By ADEDAYO PERKOVICH, age 11
TED graphic designer and competitive gamer Lilian Chen wants to inspire girls to play video games. PHOTO: Dian Lofton/TED
On November 15, 2014, I saw hundreds of eager teens roaming around the Brooklyn Museum, ready to be inspired. But this time it wasn’t just by the art. The museum was hosting the TEDYouth conference, a gathering of 400 middle and high schoolers that “is serving both as a source of knowledge and inspiration for youth around the globe.” In order to attend the conference, students filled out an application explaining why they wanted to participate, and some made art projects or websites. There was a full day of talks around the theme of “worlds imagined.”
I enjoyed the talk by artist and author Nathan W. Pyle called “Basic Tips and Etiquette.” He told the audience to “Act Like A Car,” which means to stay in your lane, keep your eyes on the road, and NOT on your cellphone, and make sure you don’t miss your soulmate while walking down the block.
Lexicographer Erin McKean is an advocate for creativity, especially when it comes to words, and she encourages young adults to make their own. McKean shared six ways for future lexicographers to add to their own dictionaries.
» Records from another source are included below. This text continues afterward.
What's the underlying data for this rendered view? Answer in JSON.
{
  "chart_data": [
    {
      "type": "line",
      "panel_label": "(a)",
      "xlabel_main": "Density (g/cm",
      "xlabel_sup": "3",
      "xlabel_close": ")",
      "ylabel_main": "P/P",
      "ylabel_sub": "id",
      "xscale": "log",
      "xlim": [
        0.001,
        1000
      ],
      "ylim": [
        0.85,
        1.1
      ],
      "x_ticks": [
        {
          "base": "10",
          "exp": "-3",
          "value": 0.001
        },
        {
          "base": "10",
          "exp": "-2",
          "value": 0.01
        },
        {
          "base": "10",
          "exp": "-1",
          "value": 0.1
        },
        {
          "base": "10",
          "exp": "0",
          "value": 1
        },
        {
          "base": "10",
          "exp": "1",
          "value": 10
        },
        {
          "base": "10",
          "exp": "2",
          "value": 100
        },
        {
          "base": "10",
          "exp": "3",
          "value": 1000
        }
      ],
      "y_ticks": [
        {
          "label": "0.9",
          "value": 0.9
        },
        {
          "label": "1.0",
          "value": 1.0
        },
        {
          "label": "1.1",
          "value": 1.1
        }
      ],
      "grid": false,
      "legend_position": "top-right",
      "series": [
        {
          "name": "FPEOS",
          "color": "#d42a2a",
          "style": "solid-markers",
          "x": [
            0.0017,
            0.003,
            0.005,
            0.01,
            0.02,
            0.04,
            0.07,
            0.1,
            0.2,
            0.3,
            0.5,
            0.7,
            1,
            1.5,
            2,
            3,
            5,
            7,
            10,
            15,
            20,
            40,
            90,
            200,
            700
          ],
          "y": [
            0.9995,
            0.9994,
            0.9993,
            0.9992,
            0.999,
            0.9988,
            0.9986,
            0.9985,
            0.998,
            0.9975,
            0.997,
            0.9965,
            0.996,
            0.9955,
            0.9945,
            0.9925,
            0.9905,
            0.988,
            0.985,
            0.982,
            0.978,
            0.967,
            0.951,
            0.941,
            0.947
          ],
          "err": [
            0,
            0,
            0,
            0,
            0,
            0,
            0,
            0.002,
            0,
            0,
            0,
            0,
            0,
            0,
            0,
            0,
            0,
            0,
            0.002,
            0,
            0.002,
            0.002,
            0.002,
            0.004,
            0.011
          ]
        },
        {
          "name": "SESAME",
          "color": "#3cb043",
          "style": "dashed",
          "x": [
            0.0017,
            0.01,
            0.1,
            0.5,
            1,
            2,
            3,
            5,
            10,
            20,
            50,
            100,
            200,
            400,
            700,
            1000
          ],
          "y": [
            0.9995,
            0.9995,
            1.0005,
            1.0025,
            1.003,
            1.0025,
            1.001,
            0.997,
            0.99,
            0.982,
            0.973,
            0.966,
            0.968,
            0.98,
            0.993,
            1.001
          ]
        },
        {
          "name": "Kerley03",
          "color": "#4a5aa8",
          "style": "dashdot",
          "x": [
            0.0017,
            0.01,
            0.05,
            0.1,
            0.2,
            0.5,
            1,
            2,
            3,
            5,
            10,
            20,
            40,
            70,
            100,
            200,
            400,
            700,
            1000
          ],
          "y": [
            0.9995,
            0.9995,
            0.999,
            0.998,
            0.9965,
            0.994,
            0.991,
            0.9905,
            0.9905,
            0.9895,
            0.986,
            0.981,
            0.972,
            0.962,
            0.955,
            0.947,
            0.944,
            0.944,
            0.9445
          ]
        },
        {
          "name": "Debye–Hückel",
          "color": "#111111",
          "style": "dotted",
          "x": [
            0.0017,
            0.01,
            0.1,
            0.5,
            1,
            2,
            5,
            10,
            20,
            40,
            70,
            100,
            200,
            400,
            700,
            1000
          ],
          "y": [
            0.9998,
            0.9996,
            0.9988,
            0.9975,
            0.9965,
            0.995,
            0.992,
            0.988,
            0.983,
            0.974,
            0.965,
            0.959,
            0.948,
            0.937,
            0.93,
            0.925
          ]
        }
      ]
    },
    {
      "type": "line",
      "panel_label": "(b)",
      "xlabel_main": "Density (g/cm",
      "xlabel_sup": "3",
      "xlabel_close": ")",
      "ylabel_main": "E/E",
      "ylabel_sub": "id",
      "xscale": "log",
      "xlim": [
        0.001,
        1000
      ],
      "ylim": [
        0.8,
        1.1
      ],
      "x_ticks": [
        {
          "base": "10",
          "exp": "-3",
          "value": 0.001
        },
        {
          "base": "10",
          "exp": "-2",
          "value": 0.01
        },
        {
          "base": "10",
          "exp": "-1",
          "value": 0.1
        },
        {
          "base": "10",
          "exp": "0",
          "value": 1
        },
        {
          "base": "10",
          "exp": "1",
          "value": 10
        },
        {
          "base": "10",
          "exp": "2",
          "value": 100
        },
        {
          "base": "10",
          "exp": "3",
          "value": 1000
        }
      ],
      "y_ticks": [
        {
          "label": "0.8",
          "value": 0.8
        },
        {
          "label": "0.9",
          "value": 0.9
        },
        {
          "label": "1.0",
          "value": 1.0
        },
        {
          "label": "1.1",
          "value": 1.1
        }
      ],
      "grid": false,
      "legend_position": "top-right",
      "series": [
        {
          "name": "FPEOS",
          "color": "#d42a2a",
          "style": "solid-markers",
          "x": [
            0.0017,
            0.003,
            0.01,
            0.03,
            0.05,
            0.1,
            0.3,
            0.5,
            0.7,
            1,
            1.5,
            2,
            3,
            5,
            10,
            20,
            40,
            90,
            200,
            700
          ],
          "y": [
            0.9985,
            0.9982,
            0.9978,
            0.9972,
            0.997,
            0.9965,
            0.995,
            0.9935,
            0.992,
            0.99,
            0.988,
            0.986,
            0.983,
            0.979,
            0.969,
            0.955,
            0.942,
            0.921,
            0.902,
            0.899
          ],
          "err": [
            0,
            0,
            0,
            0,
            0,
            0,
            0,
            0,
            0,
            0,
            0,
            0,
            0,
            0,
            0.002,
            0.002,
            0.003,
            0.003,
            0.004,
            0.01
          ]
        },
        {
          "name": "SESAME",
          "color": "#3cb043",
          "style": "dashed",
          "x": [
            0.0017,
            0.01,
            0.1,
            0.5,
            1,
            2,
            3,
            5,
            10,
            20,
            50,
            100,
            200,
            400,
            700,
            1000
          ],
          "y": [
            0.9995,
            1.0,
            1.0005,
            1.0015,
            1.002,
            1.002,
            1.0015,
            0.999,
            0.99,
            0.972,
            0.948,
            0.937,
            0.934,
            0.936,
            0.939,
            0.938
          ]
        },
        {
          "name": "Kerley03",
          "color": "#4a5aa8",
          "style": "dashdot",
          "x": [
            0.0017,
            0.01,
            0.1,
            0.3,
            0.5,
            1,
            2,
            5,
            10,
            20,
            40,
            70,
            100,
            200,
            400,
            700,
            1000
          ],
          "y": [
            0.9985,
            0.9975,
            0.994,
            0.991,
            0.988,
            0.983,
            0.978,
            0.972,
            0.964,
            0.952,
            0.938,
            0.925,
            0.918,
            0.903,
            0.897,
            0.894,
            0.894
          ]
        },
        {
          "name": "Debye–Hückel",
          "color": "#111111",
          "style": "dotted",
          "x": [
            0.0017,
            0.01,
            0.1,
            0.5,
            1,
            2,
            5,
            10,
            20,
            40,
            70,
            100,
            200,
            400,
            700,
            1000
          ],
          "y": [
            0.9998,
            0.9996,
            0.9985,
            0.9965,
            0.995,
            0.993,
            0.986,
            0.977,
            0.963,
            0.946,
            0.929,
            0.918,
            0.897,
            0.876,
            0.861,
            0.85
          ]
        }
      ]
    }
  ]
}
She reminded us that “friend” used to be just a noun until “we verbed it.”
I spoke to Lilian Chen, (also known as “Milktea”), a graphic designer at TED and a competitive gamer who wants to inspire girls to play video games. “I think it’s important that we erase older stereotypes—anything that has to do with ‘it’s a boys club only’—we’ve got to break down those barriers,” she said.
Another interesting talk was by Tahir Hemphill, who presented “Hip Hop, Visualized,” where audience members viewed a map he created of all of the places hip hop artists have written about in their lyrics.
Miranda, a ninth-grade attendee, said, “The conference was so diverse in terms of the different subjects, and it inspired me to do what I want to do for my career and not to be afraid to try new things.” Excitement was in the air at the Brooklyn Museum, and it was so fun to be part of it.